Although the weather was not very cooperative in terms of seeing a traditional sea breeze and characterizing the sea breeze front and associated convection (Fig. 3), the DOW presence was key to an impactful field experience for the REU cohort. Students were exposed to multiple scan strategies, including adjustments to PRF, pulse length, and elevation angles. Owing to the lack of deep convection or precipitation during the campaign, particular emphasis was placed on clear-air methods for detecting boundary-layer convection (horizontal convective rolls) in the vicinity (Fig. 4). The DOW returned to College Station on 25 July to set up for the next usage.

 
Figure 3. PPI at 1.0 degree of reflectivity and RHIs of reflectivity, KDP, and ZDR from 21 July 2015 from Galveston Island.
Figure 4. PPIs at 1.5 degrees of clear air return near Alvin, TX on 23 July 2015.

Youth Adventure Program (YAP) Meteorology CAMP

Wednesday, 29 July was the RADAR day for our YAP camp, combining a field deployment of DOW with usage of our own fixed S-Band Radar, ADRAD (Fig. 5). Two factors shaped our utilization of DOW for that day in execution:  First, DOW had experienced a major failure of systems, enabling no storage of collected data and limiting operation to approximately a 30 degree pie wedge facing the rear of the truck. Second, the weather continued to offer little to no appropriate targets. The decision was made to use DOW in the morning mostly in a show-and-tell mode, but utilizing the mast observations in conjunction with in-situ instruments at different heights manned by the high school students. This allowed DOW to begin its trip home a little earlier, which was favorable to the schedule of Ms. Gilliland. RADAR day continued in the hot afternoon with ADRAD.

Although DOW system failures limited its utility for YAP, the presence of the DOW did increase the impactfulness of our camp program. We received favorable comments from the students even though they did not get to see significant operation.

Figure 5a. YAP campers on Texas A&M campus.
Figure 5b. YAP campers on Texas A&M campus.

Summer SOAP Program

Although the formal portion of the Summer SOAP hands-on student research program ended prior to DOW arrival (we would have asked for earlier arrival but PECAN limited earliest availability), two activities provided opportunities for a portion of the students of this program to engage with the DOW. First, three of the SOAP students joined the REU cohort for the field experience, getting all the same benefits of working with the DOW. Second, a time was set up for an “open truck” that was available to SOAP students remaining in town, and a few were indeed able to get a DOW introduction.

“Open Truck” opportunities and Outreach

The DOW was set up in a relatively open parking lot on the edge of campus on three evenings, allowing for current and former students, as well as faculty and their families, to tour the radar. The Atmospheric Sciences Corporation SODAR was also operating next to DOW for visitors to have an explanation. During these three evenings, approximately 20 students, 4 faculty, and several family members and friends were able to see the DOW in operation. By the 3rd evening, the aforementioned system failures had reduced the DOW operation considerably, but for the purposes of this event, this did not have significant impact.

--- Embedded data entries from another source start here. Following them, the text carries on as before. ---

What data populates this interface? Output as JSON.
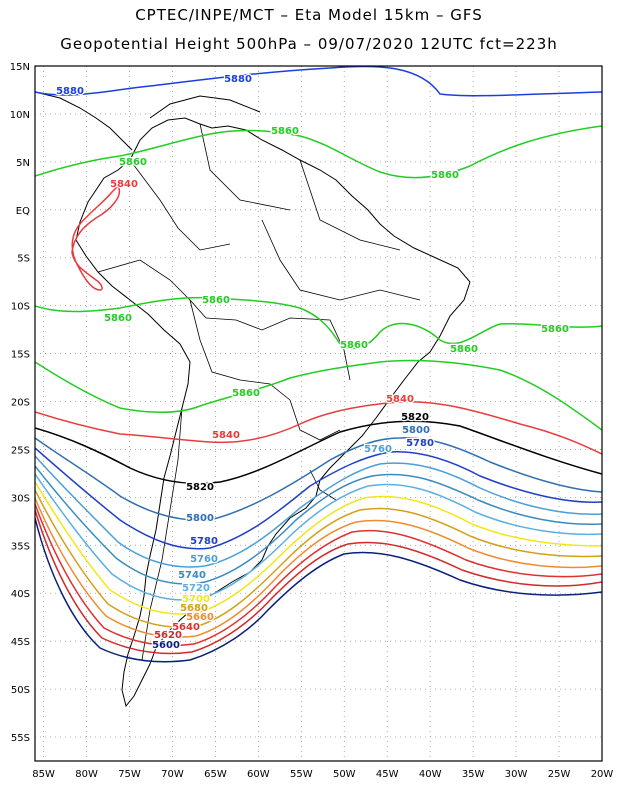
{
  "header": {
    "title_line1": "CPTEC/INPE/MCT –  Eta Model 15km – GFS",
    "title_line2": "Geopotential Height 500hPa – 09/07/2020 12UTC fct=223h"
  },
  "map": {
    "lat_labels": [
      "15N",
      "10N",
      "5N",
      "EQ",
      "5S",
      "10S",
      "15S",
      "20S",
      "25S",
      "30S",
      "35S",
      "40S",
      "45S",
      "50S",
      "55S"
    ],
    "lon_labels": [
      "85W",
      "80W",
      "75W",
      "70W",
      "65W",
      "60W",
      "55W",
      "50W",
      "45W",
      "40W",
      "35W",
      "30W",
      "25W",
      "20W"
    ],
    "lat_range": [
      15,
      -57.5
    ],
    "lon_range": [
      -86,
      -20
    ],
    "grid": true
  },
  "contours": {
    "levels": [
      "5880",
      "5860",
      "5840",
      "5820",
      "5800",
      "5780",
      "5760",
      "5740",
      "5720",
      "5700",
      "5680",
      "5660",
      "5640",
      "5620",
      "5600"
    ],
    "colors": {
      "5880": "#1a3fe0",
      "5860": "#22cc22",
      "5840": "#e83c3c",
      "5820": "#000000",
      "5800": "#2f6fb0",
      "5780": "#1f3fc8",
      "5760": "#4a9fd8",
      "5740": "#3a8cc0",
      "5720": "#5ab0e0",
      "5700": "#f2e61a",
      "5680": "#d4a017",
      "5660": "#f08c30",
      "5640": "#e03030",
      "5620": "#d02a2a",
      "5600": "#0a1f7a"
    },
    "labels": {
      "5880_a": "5880",
      "5880_b": "5880",
      "5860_a": "5860",
      "5860_b": "5860",
      "5860_c": "5860",
      "5860_d": "5860",
      "5860_e": "5860",
      "5860_f": "5860",
      "5860_g": "5860",
      "5860_h": "5860",
      "5860_i": "5860",
      "5840_a": "5840",
      "5840_b": "5840",
      "5840_c": "5840",
      "5820_a": "5820",
      "5820_b": "5820",
      "5800_a": "5800",
      "5800_b": "5800",
      "5780_a": "5780",
      "5780_b": "5780",
      "5760_a": "5760",
      "5760_b": "5760",
      "5740_a": "5740",
      "5720_a": "5720",
      "5700_a": "5700",
      "5680_a": "5680",
      "5660_a": "5660",
      "5640_a": "5640",
      "5620_a": "5620",
      "5600_a": "5600"
    }
  }
}
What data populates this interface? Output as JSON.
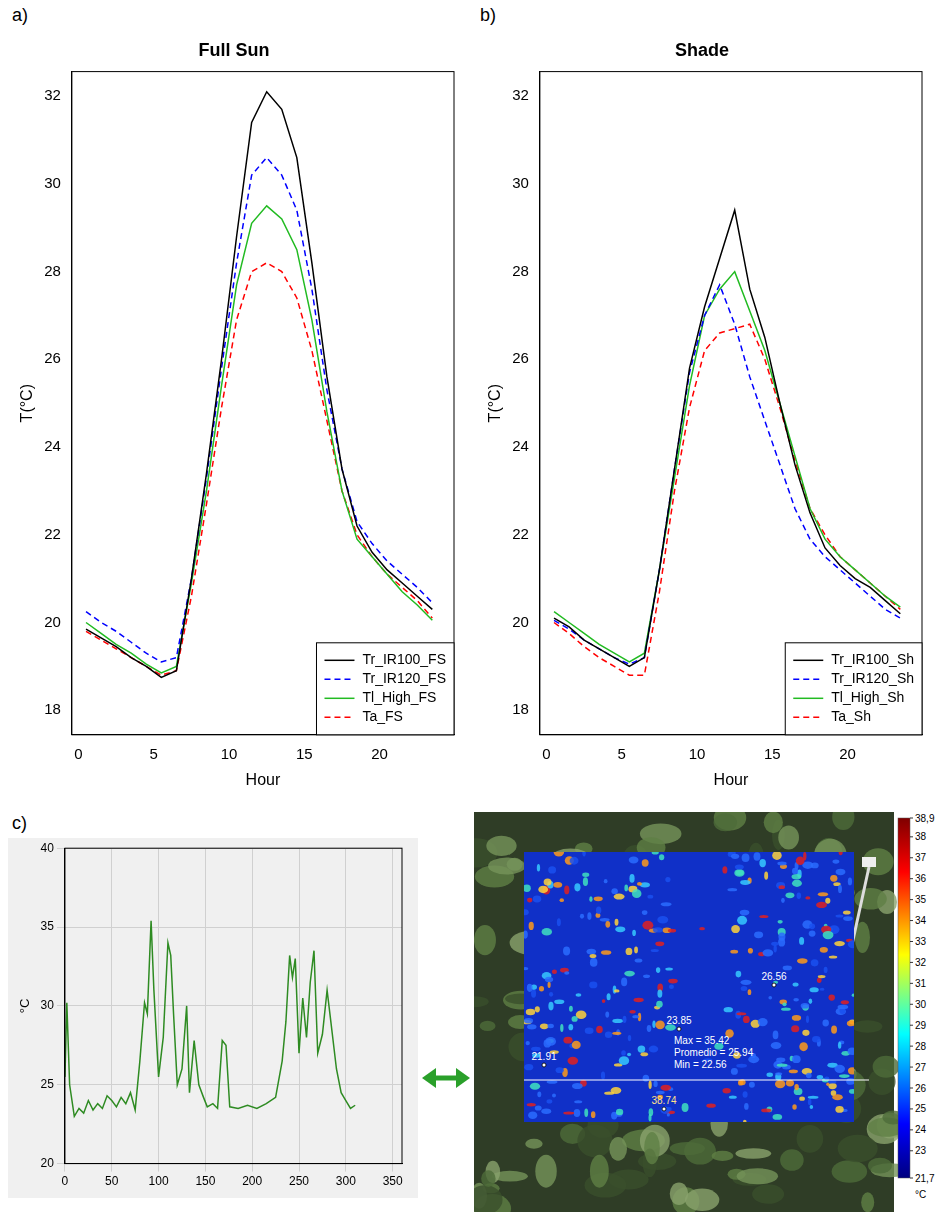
{
  "chart_data": [
    {
      "type": "line",
      "panel": "a)",
      "title": "Full Sun",
      "x_label": "Hour",
      "y_label": "T(°C)",
      "x": [
        0.5,
        1.5,
        2.5,
        3.5,
        4.5,
        5.5,
        6.5,
        7.5,
        8.5,
        9.5,
        10.5,
        11.5,
        12.5,
        13.5,
        14.5,
        15.5,
        16.5,
        17.5,
        18.5,
        19.5,
        20.5,
        21.5,
        22.5,
        23.5
      ],
      "series": [
        {
          "name": "Tr_IR100_FS",
          "color": "#000000",
          "line_style": "solid",
          "values": [
            19.85,
            19.65,
            19.45,
            19.2,
            19.0,
            18.75,
            18.9,
            21.0,
            23.4,
            26.0,
            28.8,
            31.4,
            32.1,
            31.7,
            30.6,
            28.2,
            25.6,
            23.5,
            22.2,
            21.6,
            21.2,
            20.9,
            20.6,
            20.3
          ]
        },
        {
          "name": "Tr_IR120_FS",
          "color": "#0000ff",
          "line_style": "dashed",
          "values": [
            20.25,
            20.0,
            19.8,
            19.55,
            19.3,
            19.1,
            19.2,
            21.0,
            23.3,
            25.8,
            28.2,
            30.2,
            30.6,
            30.2,
            29.4,
            27.6,
            25.3,
            23.5,
            22.3,
            21.8,
            21.4,
            21.1,
            20.8,
            20.45
          ]
        },
        {
          "name": "Tl_High_FS",
          "color": "#22bb22",
          "line_style": "solid",
          "values": [
            20.0,
            19.75,
            19.5,
            19.3,
            19.05,
            18.85,
            19.0,
            20.9,
            23.0,
            25.4,
            27.7,
            29.1,
            29.5,
            29.2,
            28.5,
            26.9,
            24.8,
            23.0,
            21.9,
            21.5,
            21.1,
            20.7,
            20.4,
            20.05
          ]
        },
        {
          "name": "Ta_FS",
          "color": "#ff0000",
          "line_style": "dashed",
          "values": [
            19.8,
            19.6,
            19.4,
            19.2,
            19.0,
            18.8,
            18.9,
            20.6,
            22.7,
            24.9,
            26.9,
            28.0,
            28.2,
            28.0,
            27.4,
            26.2,
            24.6,
            23.0,
            22.0,
            21.5,
            21.1,
            20.8,
            20.5,
            20.1
          ]
        }
      ],
      "xlim": [
        -0.44,
        24.94
      ],
      "xticks": [
        0,
        5,
        10,
        15,
        20
      ],
      "ylim": [
        17.44,
        32.56
      ],
      "yticks": [
        18,
        20,
        22,
        24,
        26,
        28,
        30,
        32
      ],
      "grid": false,
      "legend": "bottom-right"
    },
    {
      "type": "line",
      "panel": "b)",
      "title": "Shade",
      "x_label": "Hour",
      "y_label": "T(°C)",
      "x": [
        0.5,
        1.5,
        2.5,
        3.5,
        4.5,
        5.5,
        6.5,
        7.5,
        8.5,
        9.5,
        10.5,
        11.5,
        12.5,
        13.5,
        14.5,
        15.5,
        16.5,
        17.5,
        18.5,
        19.5,
        20.5,
        21.5,
        22.5,
        23.5
      ],
      "series": [
        {
          "name": "Tr_IR100_Sh",
          "color": "#000000",
          "line_style": "solid",
          "values": [
            20.1,
            19.9,
            19.6,
            19.4,
            19.2,
            19.0,
            19.2,
            21.2,
            23.5,
            25.8,
            27.2,
            28.3,
            29.4,
            27.6,
            26.5,
            25.0,
            23.6,
            22.5,
            21.7,
            21.3,
            21.0,
            20.8,
            20.5,
            20.2
          ]
        },
        {
          "name": "Tr_IR120_Sh",
          "color": "#0000ff",
          "line_style": "dashed",
          "values": [
            20.05,
            19.85,
            19.6,
            19.4,
            19.2,
            19.05,
            19.2,
            21.2,
            23.5,
            25.7,
            27.0,
            27.7,
            26.8,
            25.6,
            24.6,
            23.6,
            22.6,
            21.9,
            21.5,
            21.2,
            20.9,
            20.6,
            20.3,
            20.1
          ]
        },
        {
          "name": "Tl_High_Sh",
          "color": "#22bb22",
          "line_style": "solid",
          "values": [
            20.25,
            20.0,
            19.75,
            19.5,
            19.3,
            19.1,
            19.3,
            21.2,
            23.3,
            25.4,
            27.0,
            27.6,
            28.0,
            27.1,
            26.2,
            25.0,
            23.8,
            22.6,
            21.9,
            21.5,
            21.2,
            20.9,
            20.6,
            20.35
          ]
        },
        {
          "name": "Ta_Sh",
          "color": "#ff0000",
          "line_style": "dashed",
          "values": [
            20.0,
            19.75,
            19.45,
            19.2,
            19.0,
            18.8,
            18.8,
            20.7,
            23.0,
            24.9,
            26.2,
            26.6,
            26.7,
            26.8,
            26.0,
            24.9,
            23.7,
            22.6,
            22.0,
            21.5,
            21.2,
            20.9,
            20.6,
            20.3
          ]
        }
      ],
      "xlim": [
        -0.44,
        24.94
      ],
      "xticks": [
        0,
        5,
        10,
        15,
        20
      ],
      "ylim": [
        17.44,
        32.56
      ],
      "yticks": [
        18,
        20,
        22,
        24,
        26,
        28,
        30,
        32
      ],
      "grid": false,
      "legend": "bottom-right"
    },
    {
      "type": "line",
      "panel": "c)",
      "y_label": "°C",
      "x": [
        0,
        2,
        5,
        10,
        15,
        20,
        25,
        30,
        35,
        40,
        45,
        50,
        55,
        60,
        65,
        70,
        75,
        80,
        85,
        88,
        92,
        95,
        100,
        105,
        110,
        113,
        116,
        120,
        125,
        130,
        133,
        138,
        143,
        148,
        152,
        158,
        163,
        168,
        172,
        176,
        185,
        195,
        205,
        215,
        225,
        232,
        236,
        240,
        243,
        246,
        250,
        254,
        258,
        262,
        266,
        270,
        275,
        280,
        284,
        290,
        295,
        300,
        305,
        310
      ],
      "series": [
        {
          "color": "#2e8b22",
          "line_style": "solid",
          "values": [
            25.5,
            30.2,
            25.0,
            23.0,
            23.5,
            23.2,
            24.0,
            23.4,
            23.8,
            23.5,
            24.3,
            24.0,
            23.6,
            24.2,
            23.8,
            24.5,
            23.4,
            26.5,
            30.2,
            29.5,
            35.4,
            31.0,
            25.5,
            28.0,
            34.0,
            33.2,
            29.5,
            25.0,
            26.0,
            30.0,
            24.5,
            27.8,
            25.0,
            24.2,
            23.6,
            23.8,
            23.5,
            27.8,
            27.5,
            23.6,
            23.5,
            23.7,
            23.5,
            23.8,
            24.2,
            26.5,
            29.0,
            33.2,
            31.8,
            33.0,
            27.0,
            30.5,
            28.0,
            31.5,
            33.5,
            27.0,
            28.2,
            31.0,
            29.0,
            26.0,
            24.5,
            24.0,
            23.5,
            23.7
          ]
        }
      ],
      "xlim": [
        0,
        360
      ],
      "xticks": [
        0,
        50,
        100,
        150,
        200,
        250,
        300,
        350
      ],
      "ylim": [
        20,
        40
      ],
      "yticks": [
        20,
        25,
        30,
        35,
        40
      ],
      "grid": true
    }
  ],
  "thermal_image": {
    "spot_labels": [
      "26.56",
      "23.85",
      "21.91",
      "38.74"
    ],
    "stats": [
      "Max = 35.42",
      "Promedio = 25.94",
      "Min = 22.56"
    ],
    "colorbar": {
      "range": [
        21.7,
        38.9
      ],
      "ticks": [
        {
          "value": 38.9,
          "label": "38,9"
        },
        38,
        37,
        36,
        35,
        34,
        33,
        32,
        31,
        30,
        29,
        28,
        27,
        26,
        25,
        24,
        23,
        {
          "value": 21.7,
          "label": "21,7"
        }
      ],
      "unit": "°C"
    }
  }
}
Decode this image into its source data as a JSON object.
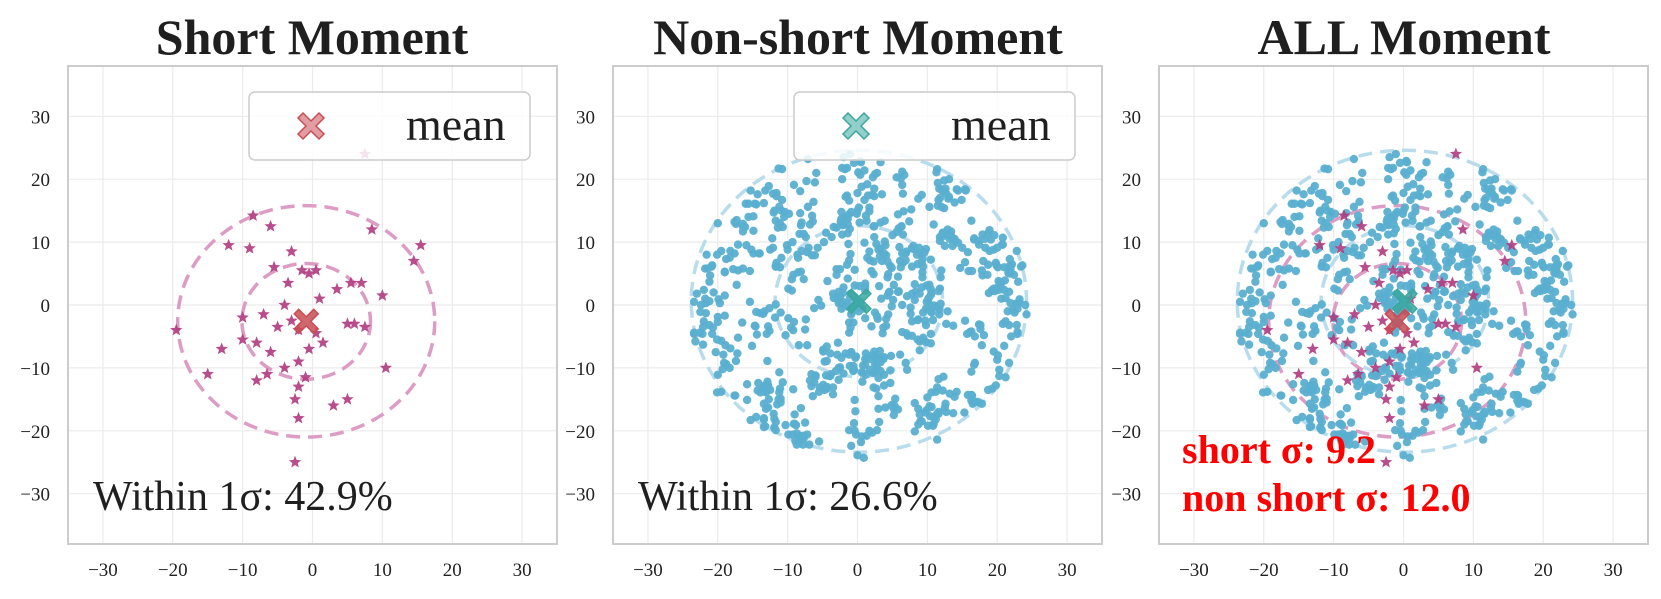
{
  "chart_data": [
    {
      "type": "scatter",
      "title": "Short Moment",
      "xlim": [
        -35,
        35
      ],
      "ylim": [
        -38,
        38
      ],
      "xticks": [
        -30,
        -20,
        -10,
        0,
        10,
        20,
        30
      ],
      "yticks": [
        30,
        20,
        10,
        0,
        -10,
        -20,
        -30
      ],
      "grid": true,
      "legend": {
        "label": "mean",
        "placement": "top-right"
      },
      "colors": {
        "points": "#b03a80",
        "mean": "#c94d55",
        "circles": "#dd9cc3"
      },
      "marker": "star",
      "mean": [
        -0.9,
        -2.6
      ],
      "sigma_circles": [
        {
          "center": [
            -0.9,
            -2.6
          ],
          "radius": 9.2
        },
        {
          "center": [
            -0.9,
            -2.6
          ],
          "radius": 18.4
        }
      ],
      "annotation": "Within 1σ: 42.9%",
      "points": [
        [
          -8.5,
          14.2
        ],
        [
          -6,
          12.5
        ],
        [
          -12,
          9.5
        ],
        [
          -9,
          9
        ],
        [
          -3,
          8.5
        ],
        [
          -5.5,
          6
        ],
        [
          -1.5,
          5.5
        ],
        [
          -0.5,
          5
        ],
        [
          0.5,
          5.5
        ],
        [
          5.5,
          3.5
        ],
        [
          8.5,
          12
        ],
        [
          15.5,
          9.5
        ],
        [
          14.5,
          7
        ],
        [
          7.5,
          24
        ],
        [
          3.5,
          2.5
        ],
        [
          -19.5,
          -4
        ],
        [
          -13,
          -7
        ],
        [
          -15,
          -11
        ],
        [
          -10,
          -5.5
        ],
        [
          -8,
          -6
        ],
        [
          -6,
          -7.5
        ],
        [
          -5,
          -3.5
        ],
        [
          -3,
          -2.5
        ],
        [
          -2,
          -4
        ],
        [
          -4,
          0
        ],
        [
          -7,
          -1.5
        ],
        [
          -10,
          -2
        ],
        [
          -6.5,
          -11
        ],
        [
          -4,
          -10
        ],
        [
          -2,
          -9
        ],
        [
          -1,
          -11.5
        ],
        [
          0.5,
          -4.5
        ],
        [
          1.5,
          -6
        ],
        [
          -2,
          -13
        ],
        [
          -2.5,
          -15
        ],
        [
          -2,
          -18
        ],
        [
          -2.5,
          -25
        ],
        [
          3,
          -16
        ],
        [
          5,
          -15
        ],
        [
          5,
          -3
        ],
        [
          6,
          -3
        ],
        [
          7,
          3.5
        ],
        [
          10,
          1.5
        ],
        [
          10.5,
          -10
        ],
        [
          7.5,
          -3.5
        ],
        [
          -8,
          -12
        ],
        [
          -3.5,
          3.5
        ],
        [
          1,
          1
        ],
        [
          -0.5,
          -7
        ]
      ]
    },
    {
      "type": "scatter",
      "title": "Non-short Moment",
      "xlim": [
        -35,
        35
      ],
      "ylim": [
        -38,
        38
      ],
      "xticks": [
        -30,
        -20,
        -10,
        0,
        10,
        20,
        30
      ],
      "yticks": [
        30,
        20,
        10,
        0,
        -10,
        -20,
        -30
      ],
      "grid": true,
      "legend": {
        "label": "mean",
        "placement": "top-right"
      },
      "colors": {
        "points": "#5aafd0",
        "mean": "#3aa89f",
        "circles": "#b9dced"
      },
      "marker": "dot",
      "mean": [
        0.2,
        0.6
      ],
      "sigma_circles": [
        {
          "center": [
            0.2,
            0.6
          ],
          "radius": 12.0
        },
        {
          "center": [
            0.2,
            0.6
          ],
          "radius": 24.0
        }
      ],
      "annotation": "Within 1σ: 26.6%",
      "point_cloud": {
        "count": 780,
        "radius": 24.5,
        "seed": 17
      }
    },
    {
      "type": "scatter",
      "title": "ALL Moment",
      "xlim": [
        -35,
        35
      ],
      "ylim": [
        -38,
        38
      ],
      "xticks": [
        -30,
        -20,
        -10,
        0,
        10,
        20,
        30
      ],
      "yticks": [
        30,
        20,
        10,
        0,
        -10,
        -20,
        -30
      ],
      "grid": true,
      "colors": {
        "short_points": "#b03a80",
        "non_short_points": "#5aafd0",
        "short_mean": "#c94d55",
        "non_short_mean": "#3aa89f",
        "short_circles": "#dd9cc3",
        "non_short_circles": "#b9dced",
        "annotation": "#ff0000"
      },
      "short_mean": [
        -0.9,
        -2.6
      ],
      "non_short_mean": [
        0.2,
        0.6
      ],
      "sigma_circles": [
        {
          "group": "short",
          "center": [
            -0.9,
            -2.6
          ],
          "radius": 9.2
        },
        {
          "group": "short",
          "center": [
            -0.9,
            -2.6
          ],
          "radius": 18.4
        },
        {
          "group": "non_short",
          "center": [
            0.2,
            0.6
          ],
          "radius": 12.0
        },
        {
          "group": "non_short",
          "center": [
            0.2,
            0.6
          ],
          "radius": 24.0
        }
      ],
      "annotations": [
        "short σ: 9.2",
        "non short σ: 12.0"
      ]
    }
  ]
}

Individuals Reached by DOW

  • NSF REU:  12 students, 3 instructors
  • YAP Summer CAMP:  12 students, 3 counselors, 3 ATMO TAMU student helpers c.  SOAP:  5 students
  • Open DOW:  20 TAMU students, 4 faculty, 10 friends and family members:  34 total.
  • Outreach of opportunity:  2 citizens and one sherrif’s deputy stopped to inquired and received information on the Dow.  The deputy was intensely interested and received a full tour.
  • In total, approximately 75 individuals experienced the DOW on this deployment.